Quelles spécificités de prise en charge existe-t-il pour la douleur chronique ?
On définit la douleur chronique par une durée de plus de trois mois. Elle a un retentissement important dans tous les aspects de la vie : le sommeil, l’humeur, l’activité professionnelle, la famille, les loisirs. On parle de douleur maladie. Cette prise en charge de la douleur chronique n’est pas faite que de médicaments. Le but est de vivre avec la douleur en la gérant mieux.

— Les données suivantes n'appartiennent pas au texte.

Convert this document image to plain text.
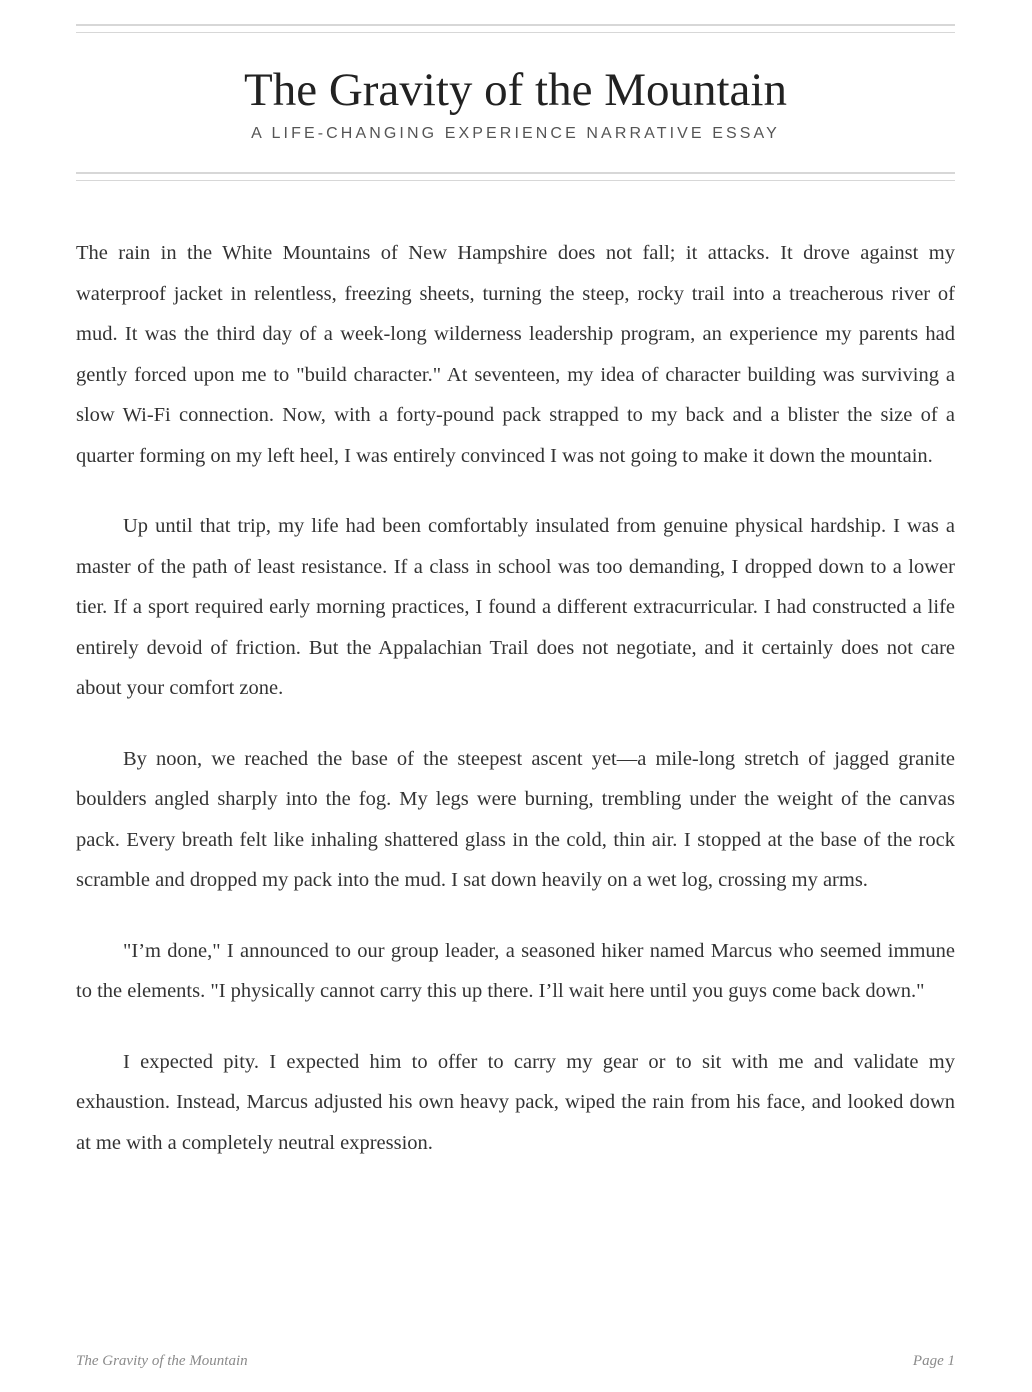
The Gravity of the Mountain
A LIFE-CHANGING EXPERIENCE NARRATIVE ESSAY

The rain in the White Mountains of New Hampshire does not fall; it attacks. It drove against my waterproof jacket in relentless, freezing sheets, turning the steep, rocky trail into a treacherous river of mud. It was the third day of a week-long wilderness leadership program, an experience my parents had gently forced upon me to "build character." At seventeen, my idea of character building was surviving a slow Wi-Fi connection. Now, with a forty-pound pack strapped to my back and a blister the size of a quarter forming on my left heel, I was entirely convinced I was not going to make it down the mountain.

Up until that trip, my life had been comfortably insulated from genuine physical hardship. I was a master of the path of least resistance. If a class in school was too demanding, I dropped down to a lower tier. If a sport required early morning practices, I found a different extracurricular. I had constructed a life entirely devoid of friction. But the Appalachian Trail does not negotiate, and it certainly does not care about your comfort zone.

By noon, we reached the base of the steepest ascent yet—a mile-long stretch of jagged granite boulders angled sharply into the fog. My legs were burning, trembling under the weight of the canvas pack. Every breath felt like inhaling shattered glass in the cold, thin air. I stopped at the base of the rock scramble and dropped my pack into the mud. I sat down heavily on a wet log, crossing my arms.

"I’m done," I announced to our group leader, a seasoned hiker named Marcus who seemed immune to the elements. "I physically cannot carry this up there. I’ll wait here until you guys come back down."

I expected pity. I expected him to offer to carry my gear or to sit with me and validate my exhaustion. Instead, Marcus adjusted his own heavy pack, wiped the rain from his face, and looked down at me with a completely neutral expression.

The Gravity of the Mountain	Page 1
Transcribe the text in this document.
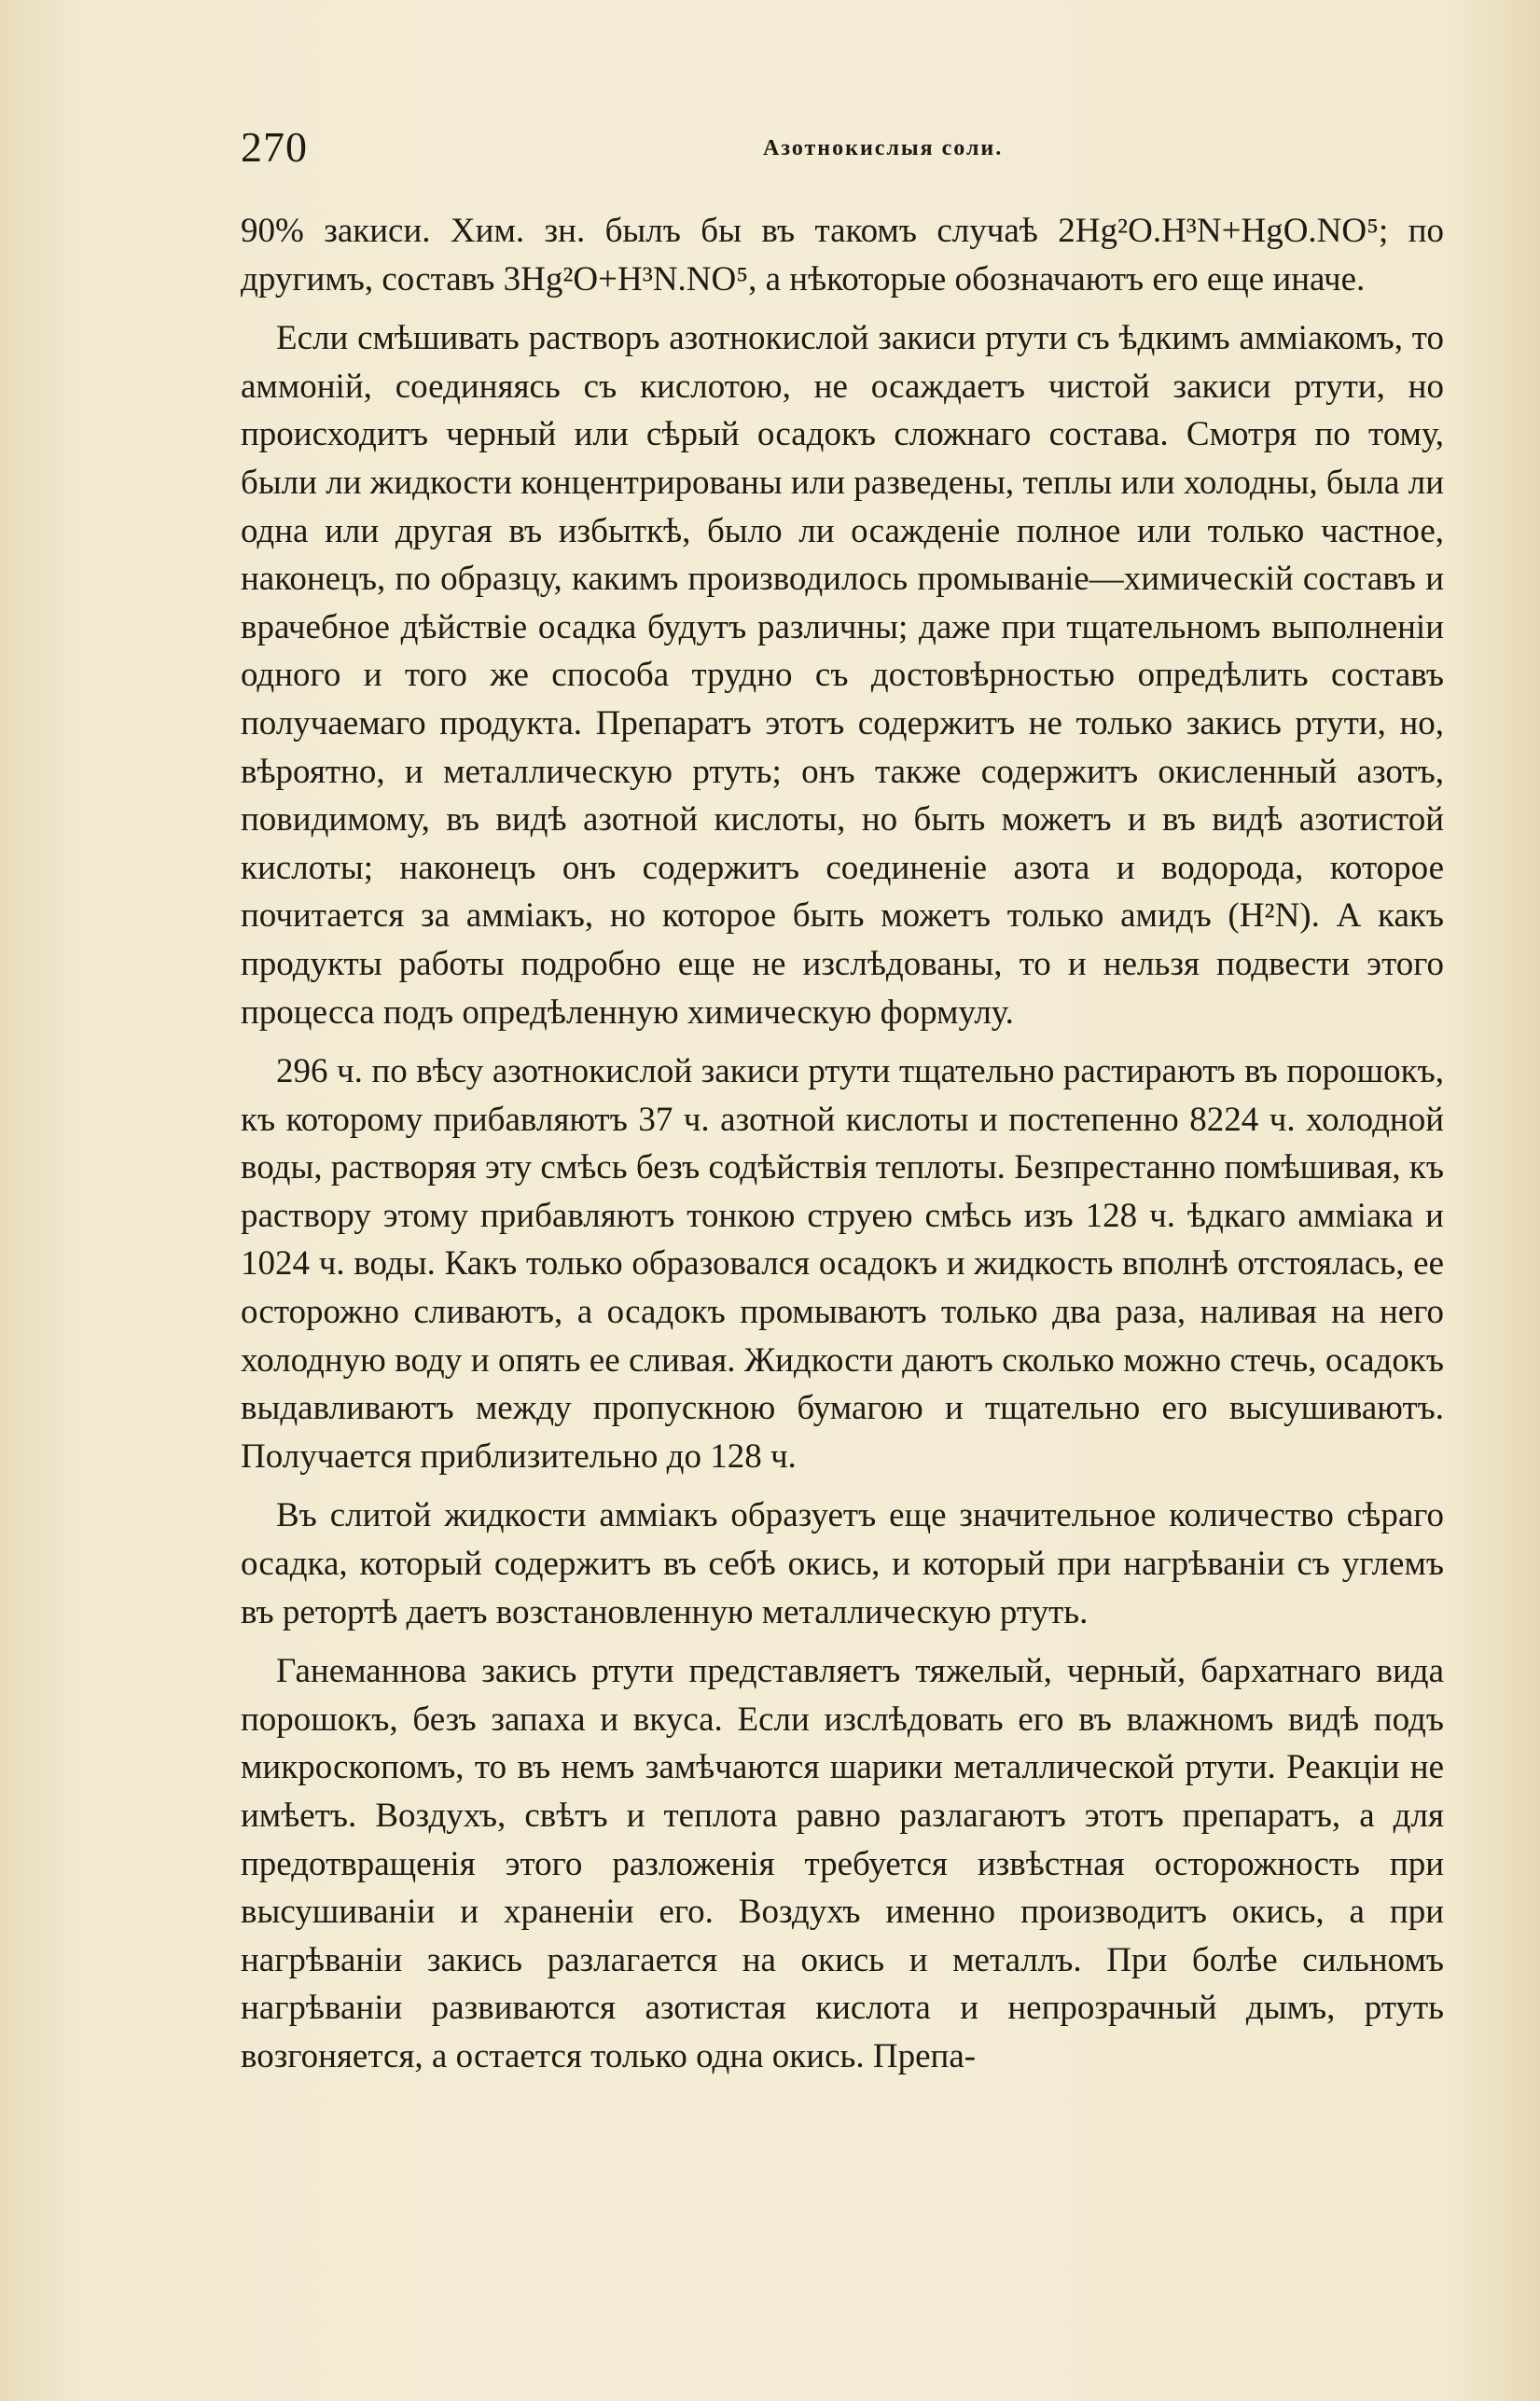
270	Азотнокислыя соли.

90% закиси. Хим. зн. былъ бы въ такомъ случаѣ 2Hg²O.H³N+HgO.NO⁵; по другимъ, составъ 3Hg²O+H³N.NO⁵, а нѣкоторые обозначаютъ его еще иначе.

Если смѣшивать растворъ азотнокислой закиси ртути съ ѣдкимъ аммiакомъ, то аммонiй, соединяясь съ кислотою, не осаждаетъ чистой закиси ртути, но происходитъ черный или сѣрый осадокъ сложнаго состава. Смотря по тому, были ли жидкости концентрированы или разведены, теплы или холодны, была ли одна или другая въ избыткѣ, было ли осажденiе полное или только частное, наконецъ, по образцу, какимъ производилось промыванiе—химическiй составъ и врачебное дѣйствiе осадка будутъ различны; даже при тщательномъ выполненiи одного и того же способа трудно съ достовѣрностью опредѣлить составъ получаемаго продукта. Препаратъ этотъ содержитъ не только закись ртути, но, вѣроятно, и металлическую ртуть; онъ также содержитъ окисленный азотъ, повидимому, въ видѣ азотной кислоты, но быть можетъ и въ видѣ азотистой кислоты; наконецъ онъ содержитъ соединенiе азота и водорода, которое почитается за аммiакъ, но которое быть можетъ только амидъ (H²N). А какъ продукты работы подробно еще не изслѣдованы, то и нельзя подвести этого процесса подъ опредѣленную химическую формулу.

296 ч. по вѣсу азотнокислой закиси ртути тщательно растираютъ въ порошокъ, къ которому прибавляютъ 37 ч. азотной кислоты и постепенно 8224 ч. холодной воды, растворяя эту смѣсь безъ содѣйствiя теплоты. Безпрестанно помѣшивая, къ раствору этому прибавляютъ тонкою струею смѣсь изъ 128 ч. ѣдкаго аммiака и 1024 ч. воды. Какъ только образовался осадокъ и жидкость вполнѣ отстоялась, ее осторожно сливаютъ, а осадокъ промываютъ только два раза, наливая на него холодную воду и опять ее сливая. Жидкости даютъ сколько можно стечь, осадокъ выдавливаютъ между пропускною бумагою и тщательно его высушиваютъ. Получается приблизительно до 128 ч.

Въ слитой жидкости аммiакъ образуетъ еще значительное количество сѣраго осадка, который содержитъ въ себѣ окись, и который при нагрѣванiи съ углемъ въ ретортѣ даетъ возстановленную металлическую ртуть.

Ганеманнова закись ртути представляетъ тяжелый, черный, бархатнаго вида порошокъ, безъ запаха и вкуса. Если изслѣдовать его въ влажномъ видѣ подъ микроскопомъ, то въ немъ замѣчаются шарики металлической ртути. Реакцiи не имѣетъ. Воздухъ, свѣтъ и теплота равно разлагаютъ этотъ препаратъ, а для предотвращенiя этого разложенiя требуется извѣстная осторожность при высушиванiи и храненiи его. Воздухъ именно производитъ окись, а при нагрѣванiи закись разлагается на окись и металлъ. При болѣе сильномъ нагрѣванiи развиваются азотистая кислота и непрозрачный дымъ, ртуть возгоняется, а остается только одна окись. Препа-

Ce qui passe par de la formation, de la pédagogie, une meilleure connaissance de ce qui est en jeu, mais aussi par des moyens non médicamenteux : l’accompagnement, la gestion du stress, une activité physique adaptée… La formation comprend donc un enseignement à l’usage de la population : qu’est-ce qu’une douleur chronique et comment y faire face au cours de sa vie ?
La réflexion actuelle autour des opioïdes pousse à renforcer les moyens non médicamenteux de gestion de la douleur et à préciser le rôle des médicaments pour les donner au bon patient, quand ils sont nécessaires, au bon moment, pour une durée correcte. Le patient doit pouvoir se poser la question : « suis-je mieux avec le médicament ou pas ? ».